I queried Eric off-list about LB's design goals in respect of risk for
segfault.

Eric clarified that LB is intended to never cause a segfault, however,
that is presuming that the database file has integrity -

LB has mature logics for handling database file read and write failure,
but it does not necessarily handle corrupt database file data well -
database file corruption could, apart from gracefully handled exception,
also lead to insidious incorrect value, failure to validate a block,
segfault, and thread lockup, all of which Eric has seen.


Therefore, given that your CPU&RAM&controllers & other software are all
in integrity, for LB to be in a "safe spot" you also need the
*underlying filesystem* to implement strong data integrity guarantees.

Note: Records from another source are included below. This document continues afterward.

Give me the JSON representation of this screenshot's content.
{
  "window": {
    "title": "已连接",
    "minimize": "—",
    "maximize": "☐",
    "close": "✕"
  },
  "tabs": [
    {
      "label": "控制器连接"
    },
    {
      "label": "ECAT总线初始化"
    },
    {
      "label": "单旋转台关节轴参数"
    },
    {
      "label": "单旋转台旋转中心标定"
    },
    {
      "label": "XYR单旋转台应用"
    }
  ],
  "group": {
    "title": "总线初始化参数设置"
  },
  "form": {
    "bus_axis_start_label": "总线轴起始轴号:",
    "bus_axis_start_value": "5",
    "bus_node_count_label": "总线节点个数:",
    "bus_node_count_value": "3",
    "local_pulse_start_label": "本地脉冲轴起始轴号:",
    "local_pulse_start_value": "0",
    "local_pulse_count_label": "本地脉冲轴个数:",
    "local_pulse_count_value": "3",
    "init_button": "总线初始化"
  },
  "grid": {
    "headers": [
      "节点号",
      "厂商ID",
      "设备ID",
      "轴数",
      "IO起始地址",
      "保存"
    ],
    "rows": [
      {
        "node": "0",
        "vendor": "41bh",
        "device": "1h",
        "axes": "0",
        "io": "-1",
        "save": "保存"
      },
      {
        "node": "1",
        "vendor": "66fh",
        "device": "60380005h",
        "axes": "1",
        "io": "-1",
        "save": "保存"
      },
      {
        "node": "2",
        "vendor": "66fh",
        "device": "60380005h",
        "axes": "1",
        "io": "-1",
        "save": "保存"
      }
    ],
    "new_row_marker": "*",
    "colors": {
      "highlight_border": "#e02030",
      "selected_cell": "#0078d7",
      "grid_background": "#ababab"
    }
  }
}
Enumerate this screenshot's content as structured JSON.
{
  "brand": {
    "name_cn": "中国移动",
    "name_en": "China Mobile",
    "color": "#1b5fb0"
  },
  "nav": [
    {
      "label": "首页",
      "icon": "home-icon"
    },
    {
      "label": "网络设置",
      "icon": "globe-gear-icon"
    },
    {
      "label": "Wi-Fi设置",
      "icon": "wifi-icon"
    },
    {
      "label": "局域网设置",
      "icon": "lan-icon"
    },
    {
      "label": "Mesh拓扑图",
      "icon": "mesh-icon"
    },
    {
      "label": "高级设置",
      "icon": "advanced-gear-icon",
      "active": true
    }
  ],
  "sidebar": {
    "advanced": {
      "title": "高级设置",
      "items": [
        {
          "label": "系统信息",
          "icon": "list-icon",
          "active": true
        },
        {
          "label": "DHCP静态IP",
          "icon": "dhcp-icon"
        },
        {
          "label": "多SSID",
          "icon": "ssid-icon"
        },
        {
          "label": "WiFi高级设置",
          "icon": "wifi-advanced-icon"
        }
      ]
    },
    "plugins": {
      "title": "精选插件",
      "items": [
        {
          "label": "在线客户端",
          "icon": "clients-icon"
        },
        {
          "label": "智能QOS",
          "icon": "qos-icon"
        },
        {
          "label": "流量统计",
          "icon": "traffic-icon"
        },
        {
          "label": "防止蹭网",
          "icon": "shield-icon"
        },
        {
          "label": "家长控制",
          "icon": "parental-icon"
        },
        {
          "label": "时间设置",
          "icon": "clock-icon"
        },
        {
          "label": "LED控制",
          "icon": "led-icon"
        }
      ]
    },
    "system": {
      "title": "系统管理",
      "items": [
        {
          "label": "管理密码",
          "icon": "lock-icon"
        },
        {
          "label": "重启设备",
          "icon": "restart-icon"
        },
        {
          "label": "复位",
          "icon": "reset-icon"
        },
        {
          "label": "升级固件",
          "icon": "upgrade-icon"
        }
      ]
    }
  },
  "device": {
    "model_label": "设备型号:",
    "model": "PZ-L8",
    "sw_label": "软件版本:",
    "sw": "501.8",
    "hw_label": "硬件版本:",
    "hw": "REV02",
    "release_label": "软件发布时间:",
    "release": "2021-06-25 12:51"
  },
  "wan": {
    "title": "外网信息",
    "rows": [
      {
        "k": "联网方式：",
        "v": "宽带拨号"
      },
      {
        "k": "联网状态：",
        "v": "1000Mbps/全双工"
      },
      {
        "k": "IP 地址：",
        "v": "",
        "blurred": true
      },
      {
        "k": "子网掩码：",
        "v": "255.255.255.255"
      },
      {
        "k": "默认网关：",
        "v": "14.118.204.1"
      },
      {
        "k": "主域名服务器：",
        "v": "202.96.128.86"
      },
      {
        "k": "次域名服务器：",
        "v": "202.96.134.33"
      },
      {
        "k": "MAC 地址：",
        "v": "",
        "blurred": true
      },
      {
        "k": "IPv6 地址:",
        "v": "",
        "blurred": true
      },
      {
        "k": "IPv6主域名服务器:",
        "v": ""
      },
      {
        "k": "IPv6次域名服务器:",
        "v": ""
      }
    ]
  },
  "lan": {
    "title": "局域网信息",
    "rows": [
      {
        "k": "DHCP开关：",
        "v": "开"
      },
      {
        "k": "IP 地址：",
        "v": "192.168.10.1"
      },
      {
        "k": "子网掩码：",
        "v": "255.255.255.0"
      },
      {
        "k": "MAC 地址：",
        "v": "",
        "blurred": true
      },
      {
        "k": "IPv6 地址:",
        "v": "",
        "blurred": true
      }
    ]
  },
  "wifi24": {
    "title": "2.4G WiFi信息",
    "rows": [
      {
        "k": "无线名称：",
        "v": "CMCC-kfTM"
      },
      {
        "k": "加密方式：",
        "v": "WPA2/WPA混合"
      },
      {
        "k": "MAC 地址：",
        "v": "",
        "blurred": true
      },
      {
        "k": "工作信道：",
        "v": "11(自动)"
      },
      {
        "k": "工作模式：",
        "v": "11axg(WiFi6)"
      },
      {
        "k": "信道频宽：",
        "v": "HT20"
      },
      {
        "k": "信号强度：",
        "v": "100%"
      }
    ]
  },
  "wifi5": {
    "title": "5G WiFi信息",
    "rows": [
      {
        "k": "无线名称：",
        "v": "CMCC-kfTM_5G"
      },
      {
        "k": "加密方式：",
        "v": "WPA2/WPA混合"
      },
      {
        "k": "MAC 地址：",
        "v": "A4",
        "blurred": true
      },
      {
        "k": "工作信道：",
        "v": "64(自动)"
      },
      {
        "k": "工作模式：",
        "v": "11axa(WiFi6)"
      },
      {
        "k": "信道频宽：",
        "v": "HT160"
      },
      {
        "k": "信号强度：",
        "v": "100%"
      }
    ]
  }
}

On 2016-05-17 13:14, Eric Voskuil wrote:
>> Now, what if the database is found to be [in]correct at runtime
>
> The database could be determined to be *potentially* corrupted at
> startup. This is not too hard, but not yet implemented. I've been
> considering it for version3. In this implementation the node would
> simply state that the store is corrupt and shut down.
>
> It would be up to the administrator to either override this warning (by
> deleting the sentinel file that indicates the corruption) or deleting
> the store and (1) re-synchronizing, or (2) restoring from backup.
>
> Once the node is running there is no potential for corruption short of
> hardware failures (including hard shutdown) or software bugs. These
> aren't things that can reasonably be guarded against at runtime.
> Hardware faults should be monitored at a lower level, and software
> quality is not a runtime issue.
>
>> what logics and exceptions are in place to handle that, are there
> guarantees that LibBitcoin will not SIGSEGV, go into undefined
> behavior,
> etc.?
>
> No software or hardware can implement such guarantees. Someone selling
> software could financially compensate customers for such failures, but
> I
> don't know anyone who does except possibly under MILSPEC contracts.